= Rodwell Williams =

Belizean lawyer

Rodwell Roosevelt Adlai Williams (born 29 September 1956) is a Belizean lawyer. He is a name partner, along with Prime Minister of Belize and United Democratic Party leader Dean Barrow, in the Belize City law firm Barrow & Williams.

==Major cases==
Williams began working for Michael Ashcroft, Baron Ashcroft as a mortgage law expert in 1989. In 2010, Williams successfully defended businessman Alfred Schakron against a lawsuit by politician Jose Coye alleging malicious prosecution; Coye was represented by Elson Kaseke. In 2011, Williams and Eamon Courtenay represented the Belize Association of Evangelical Churches and the Council of Churches in a joint effort with the Government of Belize to face off a constitutional challenge to Belize's sodomy laws by the United Belize Advocacy Movement, which was represented by Lisa Shoman. In 2012, he defended Elvin Penner against an election petition filed by losing candidate Orlando Habet, who was represented by ex-PM Said Musa.

==Murder attempt==
On the evening of 31 May 2010, Williams was shot while walking from his office to his vehicle. Williams and the office security guard exited the building together at about 7:20 pm; the two were walking along Albert Street East when they were approached by two men on bicycles. Both assailants alighted from their bicycles, and one tackled the security guard while the other pointed a firearm at Williams. Williams was shot in the abdomen, and was rushed to Belize Healthcare Partners for surgery to extract the bullet. Williams had already lost four litres of blood by the time he arrived for surgery, and had suffered damage to his duodenum, inferior vena cava, and large intestine. He received enormous blood transfusions to keep him alive, and by the end of his third surgery had bled an additional six litres. Surgeons stated that most people would not live beyond three minutes after being shot in that manner, but Williams was able to cling to life and survive surgery.

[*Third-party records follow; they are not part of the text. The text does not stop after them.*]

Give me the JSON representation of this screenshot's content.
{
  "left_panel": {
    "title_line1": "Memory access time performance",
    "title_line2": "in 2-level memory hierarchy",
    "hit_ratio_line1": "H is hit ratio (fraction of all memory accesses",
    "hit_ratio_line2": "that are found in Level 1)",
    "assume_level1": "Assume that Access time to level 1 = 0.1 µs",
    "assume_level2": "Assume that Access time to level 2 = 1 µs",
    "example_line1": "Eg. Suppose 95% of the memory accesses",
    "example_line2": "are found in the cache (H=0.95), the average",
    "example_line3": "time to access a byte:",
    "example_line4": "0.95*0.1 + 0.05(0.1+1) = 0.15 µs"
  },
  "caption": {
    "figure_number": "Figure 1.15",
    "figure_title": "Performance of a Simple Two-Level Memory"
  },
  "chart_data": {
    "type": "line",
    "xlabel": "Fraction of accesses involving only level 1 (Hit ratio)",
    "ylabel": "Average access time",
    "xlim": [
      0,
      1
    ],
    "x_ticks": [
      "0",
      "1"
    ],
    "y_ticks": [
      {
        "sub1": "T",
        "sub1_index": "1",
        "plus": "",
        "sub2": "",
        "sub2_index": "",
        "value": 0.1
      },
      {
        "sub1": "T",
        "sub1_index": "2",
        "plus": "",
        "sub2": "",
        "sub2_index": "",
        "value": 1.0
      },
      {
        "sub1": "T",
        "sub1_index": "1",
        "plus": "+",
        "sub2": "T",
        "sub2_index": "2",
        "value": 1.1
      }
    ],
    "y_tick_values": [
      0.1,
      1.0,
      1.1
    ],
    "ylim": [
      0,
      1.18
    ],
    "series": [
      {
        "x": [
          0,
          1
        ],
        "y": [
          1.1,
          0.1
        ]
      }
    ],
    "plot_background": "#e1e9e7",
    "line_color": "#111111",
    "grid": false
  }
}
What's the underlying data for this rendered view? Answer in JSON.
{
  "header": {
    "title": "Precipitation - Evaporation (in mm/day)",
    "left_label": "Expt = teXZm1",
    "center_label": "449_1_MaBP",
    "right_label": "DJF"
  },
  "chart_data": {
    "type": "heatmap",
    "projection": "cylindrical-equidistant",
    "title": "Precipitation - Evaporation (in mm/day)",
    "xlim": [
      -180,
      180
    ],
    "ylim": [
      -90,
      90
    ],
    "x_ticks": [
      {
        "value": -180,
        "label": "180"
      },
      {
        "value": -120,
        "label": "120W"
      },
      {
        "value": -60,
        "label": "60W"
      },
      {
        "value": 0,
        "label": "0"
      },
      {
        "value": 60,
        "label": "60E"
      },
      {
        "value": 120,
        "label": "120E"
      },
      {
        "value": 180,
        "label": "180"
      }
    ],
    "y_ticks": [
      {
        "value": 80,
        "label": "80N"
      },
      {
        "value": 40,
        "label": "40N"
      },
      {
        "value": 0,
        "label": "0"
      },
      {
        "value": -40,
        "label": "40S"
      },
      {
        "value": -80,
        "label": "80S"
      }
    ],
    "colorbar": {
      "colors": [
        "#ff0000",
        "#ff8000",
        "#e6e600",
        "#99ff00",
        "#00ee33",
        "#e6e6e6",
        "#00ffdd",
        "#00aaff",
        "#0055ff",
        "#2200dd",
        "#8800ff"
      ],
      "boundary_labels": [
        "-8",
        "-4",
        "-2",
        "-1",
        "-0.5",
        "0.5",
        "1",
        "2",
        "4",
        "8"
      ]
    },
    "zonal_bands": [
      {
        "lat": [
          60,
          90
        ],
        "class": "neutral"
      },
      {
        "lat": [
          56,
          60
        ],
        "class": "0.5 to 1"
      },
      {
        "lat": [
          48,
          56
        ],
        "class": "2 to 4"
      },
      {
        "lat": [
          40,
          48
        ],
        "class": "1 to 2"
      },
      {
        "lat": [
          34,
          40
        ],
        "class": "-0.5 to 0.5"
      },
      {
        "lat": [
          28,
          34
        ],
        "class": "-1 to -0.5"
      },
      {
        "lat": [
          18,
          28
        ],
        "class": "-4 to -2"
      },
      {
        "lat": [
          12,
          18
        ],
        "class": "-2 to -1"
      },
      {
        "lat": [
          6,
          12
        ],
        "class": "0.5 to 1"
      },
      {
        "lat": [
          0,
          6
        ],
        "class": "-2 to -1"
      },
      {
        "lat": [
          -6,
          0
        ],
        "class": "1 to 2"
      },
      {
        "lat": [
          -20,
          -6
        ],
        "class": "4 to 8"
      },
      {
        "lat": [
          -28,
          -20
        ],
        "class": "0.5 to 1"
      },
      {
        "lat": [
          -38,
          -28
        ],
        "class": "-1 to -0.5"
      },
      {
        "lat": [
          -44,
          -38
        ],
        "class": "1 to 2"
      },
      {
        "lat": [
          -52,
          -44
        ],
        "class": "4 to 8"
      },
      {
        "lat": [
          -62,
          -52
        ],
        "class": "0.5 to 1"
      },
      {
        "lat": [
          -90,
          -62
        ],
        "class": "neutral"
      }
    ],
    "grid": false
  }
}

Two men were charged with the attempted murder: Ricky Valencia and Akeem Thurton. While awaiting trial and out on bail, Valencia was again arrested on charges of handling stolen goods. Valencia and Thurton were the first suspects to be tried in the new "fast-track court" without the benefit of a jury. Director of Public Prosecutions Cheryl Taitt represented the Government of Belize. Valencia and Thurton came before the Chief Justice Kenneth Benjamin on the charges in early February 2012, but the case was adjourned because both defendants were still trying to get lawyers. While awaiting the resumption of the trial, Valencia was shot dead on 22 February while driving on Caesar Ridge Road. Police suspected his death was related to a dispute over the proceeds of a bank robbery in which he was allegedly involved.

Valencia's death left Thurton to stand trial alone for the attempt on Williams' life. It would be the first trial without jury in Belize. Thurton in the end was unable to obtain legal representation and appeared as a litigant in person. During the trial, he claimed that it was Valencia and not himself who had shot Williams; however, Williams refuted this. Justice Benjamin did not believe this either, and found Thurton guilty of the attempted murder. Thurton's sentence was announced on 30 March 2012: 15 years in prison. Benjamin stated that he had taken into account that Thurton had a family depending on his income as a fisherman, but also considered several aggravating factors such as his use of a firearm, and given the premeditation shown by lying in wait to ambush Williams the possibility that it was a murder for hire.

==Personal life and education==
Williams was born in Belize City. He did his first degree in Economics at the Kingston, Jamaica campus of the University of the West Indies (UWI), and then a LL.B. at UWI Barbados.
He went on to complete a Legal Education Certificate at the Norman Manley Law School in Jamaica, graduating in 1984. He is married to Felice Williams. In the New Year Honours 2009 Rodwell was appointed as a Commander of the Order of the British Empire.